Von Antibiotika bis Käse: Penicillium ist die Mikrobe des Jahres 2026

Eine Hand mit blauem Handschuh hält eine Petrischale mit grün-weißem Schimmelpilz.
Penicillium, der Pinselschimmel, ist Mikrobe des Jahres 2026 – ein Pilz, der Medizin, Käse und Biotechnologie geprägt hat.

Die Mikrobe des Jahres 2026 heißt Penicillium. Mit der Wahl des Pinselschimmels würdigt die Vereinigung für Allgemeine und Angewandte Mikrobiologie (VAAM) eine Mikrobe, die nicht nur in der Medizin, sondern auch für den Käsegeschmack und viele weitere Anwendungen eine zentrale Rolle spielt.

Kaum ein anderer Mikroorganismus hat in den vergangenen 80 Jahren so viele Menschenleben gerettet – und tut dies bis heute. Der Weg zu dieser Bedeutung war von Zufällen geprägt: eine unbeabsichtigte Verunreinigung im Labor, eine verschimmelte Melone und Forschende, die genauer hinsahen und Fragen stellten. 

1928 bemerkte der schottische Arzt Alexander Fleming auf einer Agarplatte ungewöhnlich wenige Bakterien. Ursache war ein Schimmelpilz, der sich unbemerkt ausgebreitet hatte. Fleming vermutete, dass dieser eine Substanz freisetzt, die Bakterien abtötet – heute wissen wir, dass Penicillin die Bildung der bakteriellen Zellwand blockiert. Der Pilz wurde später als Penicillium notatum identifiziert, die wirksame Substanz erhielt den Namen Penicillin.

Von der Melone zur Massenproduktion

Den entscheidenden Schritt zur medizinischen Anwendung machten 1941 Howard Florey und Ernst Chain: Sie isolierten und reinigten Penicillin. Im selben Jahr erhielt ein Polizist in Oxford als erster Patient das neue Antibiotikum. Seine Symptome besserten sich rasch – doch der Vorrat reichte nicht aus, um ihn zu retten.

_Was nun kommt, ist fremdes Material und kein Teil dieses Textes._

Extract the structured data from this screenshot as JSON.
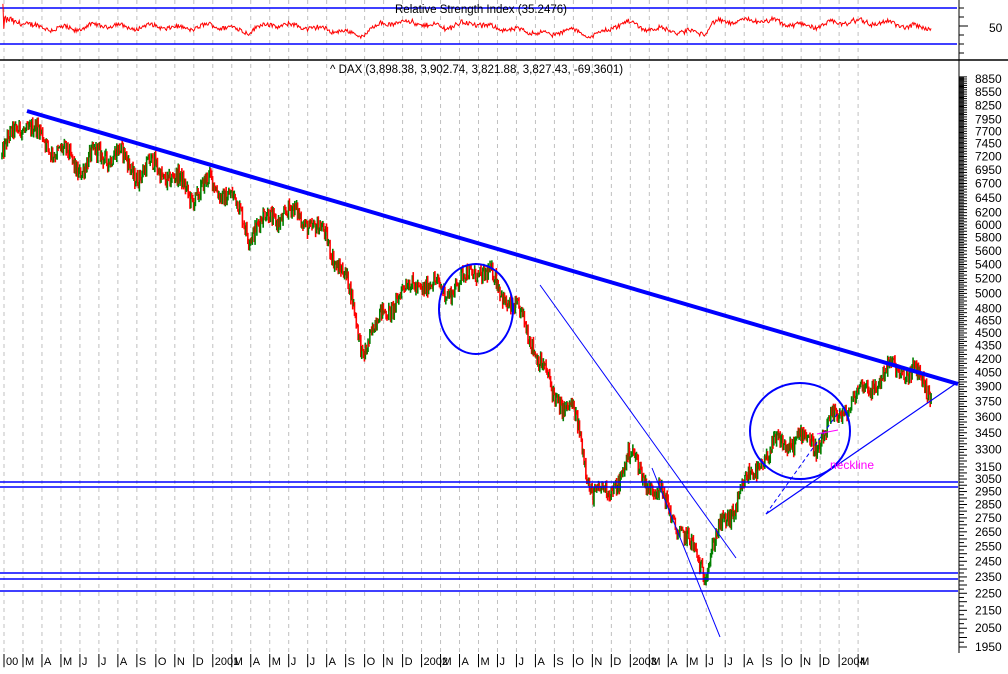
{
  "rsi_panel": {
    "title": "Relative Strength Index (35.2476)",
    "axis_label_50": "50",
    "upper_band": 70,
    "lower_band": 30
  },
  "price_panel": {
    "title": "^ DAX (3,898.38, 3,902.74, 3,821.88, 3,827.43, -69.3601)",
    "neckline_label": "neckline"
  },
  "colors": {
    "up_bar": "#008000",
    "down_bar": "#ff0000",
    "rsi_line": "#ff0000",
    "trendline": "#0000ff",
    "annotation_text": "#ff00ff",
    "grid": "#c0c0c0"
  },
  "chart_data": [
    {
      "type": "line",
      "title": "Relative Strength Index (35.2476)",
      "ylabel": "",
      "yticks": [
        "50"
      ],
      "bands": [
        70,
        30
      ],
      "last_value": 35.2476,
      "grid": true
    },
    {
      "type": "ohlc",
      "title": "^ DAX (3,898.38, 3,902.74, 3,821.88, 3,827.43, -69.3601)",
      "last_bar": {
        "open": 3898.38,
        "high": 3902.74,
        "low": 3821.88,
        "close": 3827.43,
        "change": -69.3601
      },
      "y_axis_position": "right",
      "yticks": [
        8850,
        8550,
        8250,
        7950,
        7700,
        7450,
        7200,
        6950,
        6700,
        6450,
        6200,
        6000,
        5800,
        5600,
        5400,
        5200,
        5000,
        4800,
        4650,
        4500,
        4350,
        4200,
        4050,
        3900,
        3750,
        3600,
        3450,
        3300,
        3150,
        3050,
        2950,
        2850,
        2750,
        2650,
        2550,
        2450,
        2350,
        2250,
        2150,
        2050,
        1950
      ],
      "ylim": [
        1900,
        9100
      ],
      "y_scale": "log",
      "xticks": [
        "00",
        "M",
        "A",
        "M",
        "J",
        "J",
        "A",
        "S",
        "O",
        "N",
        "D",
        "2001",
        "M",
        "A",
        "M",
        "J",
        "J",
        "A",
        "S",
        "O",
        "N",
        "D",
        "2002",
        "M",
        "A",
        "M",
        "J",
        "J",
        "A",
        "S",
        "O",
        "N",
        "D",
        "2003",
        "M",
        "A",
        "M",
        "J",
        "J",
        "A",
        "S",
        "O",
        "N",
        "D",
        "2004",
        "M"
      ],
      "grid": true,
      "series_monthly_approx": {
        "x": [
          "2000-02",
          "2000-03",
          "2000-04",
          "2000-05",
          "2000-06",
          "2000-07",
          "2000-08",
          "2000-09",
          "2000-10",
          "2000-11",
          "2000-12",
          "2001-01",
          "2001-02",
          "2001-03",
          "2001-04",
          "2001-05",
          "2001-06",
          "2001-07",
          "2001-08",
          "2001-09",
          "2001-10",
          "2001-11",
          "2001-12",
          "2002-01",
          "2002-02",
          "2002-03",
          "2002-04",
          "2002-05",
          "2002-06",
          "2002-07",
          "2002-08",
          "2002-09",
          "2002-10",
          "2002-11",
          "2002-12",
          "2003-01",
          "2003-02",
          "2003-03",
          "2003-04",
          "2003-05",
          "2003-06",
          "2003-07",
          "2003-08",
          "2003-09",
          "2003-10",
          "2003-11",
          "2003-12",
          "2004-01",
          "2004-02",
          "2004-03"
        ],
        "close": [
          7200,
          7900,
          7600,
          7300,
          7000,
          7200,
          7300,
          6900,
          7000,
          6800,
          6500,
          6700,
          6500,
          5900,
          6100,
          6200,
          6100,
          5800,
          5300,
          4300,
          4700,
          5000,
          5150,
          5050,
          5100,
          5350,
          5150,
          4800,
          4400,
          3800,
          3700,
          3000,
          2900,
          3250,
          3050,
          2850,
          2600,
          2400,
          2700,
          2950,
          3200,
          3350,
          3400,
          3350,
          3600,
          3800,
          3950,
          4100,
          4050,
          3830
        ]
      },
      "annotations": [
        {
          "type": "trendline",
          "desc": "thick descending resistance from Mar 2000 high ~8100 to Mar 2004 ~3700",
          "width": "thick"
        },
        {
          "type": "trendline",
          "desc": "thin descending channel line from Apr 2002 ~5100 to Mar 2003 low ~2150"
        },
        {
          "type": "trendline",
          "desc": "thin ascending support from Apr 2003 ~2800 to Mar 2004 ~3850"
        },
        {
          "type": "trendline",
          "desc": "dashed ascending line from Apr 2003 low toward Aug 2003"
        },
        {
          "type": "ellipse",
          "desc": "circle around Oct 2001 - Feb 2002 consolidation"
        },
        {
          "type": "ellipse",
          "desc": "circle around Jun - Sep 2003 head-and-shoulders"
        },
        {
          "type": "text",
          "text": "neckline",
          "color": "#ff00ff"
        },
        {
          "type": "hline",
          "value": 3060
        },
        {
          "type": "hline",
          "value": 3020
        },
        {
          "type": "hline",
          "value": 2580
        },
        {
          "type": "hline",
          "value": 2540
        },
        {
          "type": "hline",
          "value": 2460
        }
      ]
    }
  ]
}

Durch zahlreiche Verbesserungen und Weiterentwicklungen zählen Penicillin und seine Abkömmlinge bis heute zu den am häufigsten eingesetzten Antibiotika. Charakteristisch für Penicillium sind fadenförmige Strukturen mit typischen Sporen, die an kleine Pinsel erinnern – daher der Name Pinselschimmel (lateinisch penicillus). Die oft farbigen Sporen dienen der asexuellen Vermehrung. Überraschenderweise entdeckten Forschende jedoch im Jahr 2008 auch zwei Geschlechter beziehungsweise Kreuzungstypen. Diese sexuelle Fortpflanzung eröffnet neue Möglichkeiten, Produktionsstämme gezielt mit verbesserten Eigenschaften zu züchten.

Mehr als nur Medizin

Davon profitieren unter anderem Käsehersteller. Pinselschimmel prägen Geschmack, Geruch und Textur von Käsesorten wie Camembert, Brie und Blauschimmelkäse. Die weiße, halbfeste Rinde von Brie und Camembert besteht überwiegend aus Penicillium camemberti, der auch für die cremige Konsistenz verantwortlich ist. Penicillium roqueforti wird für Roquefort- und andere Blauschimmelkäse eingesetzt. Seine Enzyme, etwa Proteasen und Lipasen, spalten Milcheiweiße und Fette und erzeugen Aromastoffe, die dem Käse sein typisches Profil verleihen und ihn zugleich vor unerwünschten Mikroorganismen schützen. Da lange genutzte Stämme an Vitalität verlieren, könnten Kreuzungen mit wilden, frischen Stämmen helfen, diese Kulturschätze zu erhalten.

Biotechnologisches Multitalent

Auch abseits von Medizin und Käse spielt Penicillium in der Industrie eine wichtige Rolle. Arten wie P. citrinum liefern Enzyme für die Lebensmittel- und Textilproduktion. Andere produzieren bioaktive Substanzen: So dient Pyripyropen A aus P. coprobium als Basis für ein Insektizid gegen Blattläuse und Weiße Fliegen. Bereits 1893 isolierte Bartolomeo Gosio aus P. brevicompactum die Mycophenolsäure – heute ein wichtiges Immunsuppressivum.